French ski jumper (born 1997)

Marie Hoyau (born 12 March 1997, in Poissy) is a French ski jumper.

== Sports career ==
In 2012, Hoyau won her first gold medal at a national competition in Les Tuffes (7 October 2012).
On the small ski jump Le Grépon in Chamonix she set the women’s record on 20 January 2013.

From 2012/13 on, Hoyau also takes part in international FIS competitions. At the European Youth Olympic Festival in Romania (19 February 2013) she placed 6th, at the two Alpen Cup events in Einsiedeln and Ziri she achieved mid-table positions.
At the FIS Cup competition in Villach (13 and 14 July 2013), which like all FIS Cups was not restricted to junior ski jumpers, Hoyau placed 27th.

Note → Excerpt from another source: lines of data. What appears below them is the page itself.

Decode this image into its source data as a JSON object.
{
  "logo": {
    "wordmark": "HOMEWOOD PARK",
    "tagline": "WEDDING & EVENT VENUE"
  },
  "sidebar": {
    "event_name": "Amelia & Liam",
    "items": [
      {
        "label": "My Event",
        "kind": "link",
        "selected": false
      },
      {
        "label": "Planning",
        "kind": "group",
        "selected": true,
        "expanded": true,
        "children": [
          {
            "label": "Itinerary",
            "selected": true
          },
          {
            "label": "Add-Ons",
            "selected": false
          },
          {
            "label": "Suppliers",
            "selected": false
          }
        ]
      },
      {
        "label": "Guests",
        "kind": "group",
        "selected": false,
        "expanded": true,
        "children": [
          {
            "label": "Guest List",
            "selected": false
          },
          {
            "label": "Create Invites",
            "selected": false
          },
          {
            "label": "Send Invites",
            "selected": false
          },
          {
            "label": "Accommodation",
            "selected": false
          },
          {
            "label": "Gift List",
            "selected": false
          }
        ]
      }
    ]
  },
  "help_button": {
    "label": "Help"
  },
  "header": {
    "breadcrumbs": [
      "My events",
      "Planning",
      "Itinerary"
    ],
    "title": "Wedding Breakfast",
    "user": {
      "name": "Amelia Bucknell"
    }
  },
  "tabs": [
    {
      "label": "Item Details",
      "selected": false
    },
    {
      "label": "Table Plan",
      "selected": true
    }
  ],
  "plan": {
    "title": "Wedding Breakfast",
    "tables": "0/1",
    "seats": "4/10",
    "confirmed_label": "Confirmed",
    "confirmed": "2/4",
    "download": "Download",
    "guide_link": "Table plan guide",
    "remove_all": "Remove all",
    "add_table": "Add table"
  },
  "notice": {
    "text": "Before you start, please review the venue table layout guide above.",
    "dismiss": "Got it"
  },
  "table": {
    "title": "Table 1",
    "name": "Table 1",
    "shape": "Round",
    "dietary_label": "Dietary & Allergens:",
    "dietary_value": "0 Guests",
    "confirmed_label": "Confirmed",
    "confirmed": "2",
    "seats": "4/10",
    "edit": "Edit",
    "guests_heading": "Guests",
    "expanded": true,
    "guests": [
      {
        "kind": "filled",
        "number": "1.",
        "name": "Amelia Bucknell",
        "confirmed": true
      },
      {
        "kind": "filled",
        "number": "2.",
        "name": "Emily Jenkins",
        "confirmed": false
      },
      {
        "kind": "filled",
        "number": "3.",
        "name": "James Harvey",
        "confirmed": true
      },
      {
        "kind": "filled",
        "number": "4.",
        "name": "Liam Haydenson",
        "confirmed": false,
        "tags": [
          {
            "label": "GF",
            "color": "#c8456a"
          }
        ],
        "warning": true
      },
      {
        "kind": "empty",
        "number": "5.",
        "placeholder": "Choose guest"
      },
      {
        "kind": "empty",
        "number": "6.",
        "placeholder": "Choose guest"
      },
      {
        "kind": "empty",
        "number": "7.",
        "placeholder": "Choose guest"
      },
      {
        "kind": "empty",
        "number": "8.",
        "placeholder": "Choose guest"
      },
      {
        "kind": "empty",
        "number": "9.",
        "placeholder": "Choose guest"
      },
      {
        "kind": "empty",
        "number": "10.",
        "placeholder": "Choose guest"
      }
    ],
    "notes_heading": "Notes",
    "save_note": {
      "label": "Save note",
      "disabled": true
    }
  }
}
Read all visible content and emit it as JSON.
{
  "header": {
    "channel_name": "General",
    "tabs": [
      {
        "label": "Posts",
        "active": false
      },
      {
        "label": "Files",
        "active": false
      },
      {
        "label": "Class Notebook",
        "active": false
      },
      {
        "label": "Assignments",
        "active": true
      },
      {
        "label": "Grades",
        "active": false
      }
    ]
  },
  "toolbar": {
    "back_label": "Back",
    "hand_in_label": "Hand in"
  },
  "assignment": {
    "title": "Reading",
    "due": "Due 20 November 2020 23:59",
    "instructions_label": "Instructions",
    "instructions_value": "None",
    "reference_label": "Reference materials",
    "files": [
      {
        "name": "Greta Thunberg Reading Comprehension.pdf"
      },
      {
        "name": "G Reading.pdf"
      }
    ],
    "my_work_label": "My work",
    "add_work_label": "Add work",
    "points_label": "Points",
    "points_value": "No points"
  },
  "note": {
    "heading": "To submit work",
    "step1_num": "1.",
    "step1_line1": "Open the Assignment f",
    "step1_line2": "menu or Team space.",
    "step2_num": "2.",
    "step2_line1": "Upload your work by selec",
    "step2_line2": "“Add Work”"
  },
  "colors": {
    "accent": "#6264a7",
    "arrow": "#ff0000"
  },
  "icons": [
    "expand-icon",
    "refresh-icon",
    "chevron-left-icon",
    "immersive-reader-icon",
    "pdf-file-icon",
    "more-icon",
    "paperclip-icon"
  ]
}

The Summer Grand Prix in Courchevel (15 August 2013) was the first international elite competition for which she was nominated by the French Ski Association FFS (Féderation française de ski) as the new talent side by side with the French jumpers Léa Lemare, Coline Mattel and Julia Clair. So at the age of barely 16 she could beat several international professional jumpers and placed 34th (among 47 elite participants).

Hoyau represents her hometown's Ski Club St. Gervais. Her coach is Thierry Revillod.